11. A composition comprising a microcapsule according to any one of claims 1 to 8 or a topical composition according to any one of claims 9 to 10 for use as a medicament.

12. A composition comprising a microcapsule according to any one of claims 1 to 8 or a topical composition according to any one of claims 9 to 10 for use in the treatment, alleviation and/or prevention of a skin disorder.

13. The composition according to any one of claims 11 or 12, wherein the skin disease is selected from the group comprising: psoriasis, atopic dermatitis, dry skin, sensitive skin, acne-prone skin, hyperpigmented skin, aged skin, allergy, eczema, skin rash, ultraviolet-irritated skin, photodamaged skin, detergent-irritated skin (including irritation caused by enzymes used in detergents and sodium lauryl sulfate), rosacea, and thinned skin (e.g., the skin of the elderly and children).

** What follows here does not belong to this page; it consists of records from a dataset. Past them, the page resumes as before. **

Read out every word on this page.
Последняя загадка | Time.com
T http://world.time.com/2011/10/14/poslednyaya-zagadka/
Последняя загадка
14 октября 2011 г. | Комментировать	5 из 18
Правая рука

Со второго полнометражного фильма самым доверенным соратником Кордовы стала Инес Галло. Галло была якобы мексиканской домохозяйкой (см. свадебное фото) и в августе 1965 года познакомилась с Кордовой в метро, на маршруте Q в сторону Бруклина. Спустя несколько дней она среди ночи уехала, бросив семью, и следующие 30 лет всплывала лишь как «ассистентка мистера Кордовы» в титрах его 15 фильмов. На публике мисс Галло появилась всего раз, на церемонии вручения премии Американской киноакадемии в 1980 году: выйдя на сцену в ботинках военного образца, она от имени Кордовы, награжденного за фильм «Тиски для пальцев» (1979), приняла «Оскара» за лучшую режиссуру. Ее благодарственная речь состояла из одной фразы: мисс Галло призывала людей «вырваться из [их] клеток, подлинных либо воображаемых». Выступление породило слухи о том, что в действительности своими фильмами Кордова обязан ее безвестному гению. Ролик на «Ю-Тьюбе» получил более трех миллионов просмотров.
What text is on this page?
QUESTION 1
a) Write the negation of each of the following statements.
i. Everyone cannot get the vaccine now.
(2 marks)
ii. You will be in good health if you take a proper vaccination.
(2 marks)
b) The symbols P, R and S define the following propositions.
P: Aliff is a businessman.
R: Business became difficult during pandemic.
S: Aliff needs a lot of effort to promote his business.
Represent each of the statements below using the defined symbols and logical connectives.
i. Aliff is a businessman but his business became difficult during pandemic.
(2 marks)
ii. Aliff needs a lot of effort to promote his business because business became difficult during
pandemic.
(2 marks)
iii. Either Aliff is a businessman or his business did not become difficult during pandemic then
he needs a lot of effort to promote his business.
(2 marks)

14. A process for providing microcapsules according to any one of claims 1 to 8, characterized in that it comprises the following steps:

(i) providing a composition comprising viable microorganisms;

(iii) mixing fat-mixed micro-organisms to provide microcapsules according to any one of claims 1 to 23.

15. The method according to claim 14, wherein the composition comprising live micro-organisms provided in step (i) is subjected to a drying step prior to mixing with fat (step (ii)).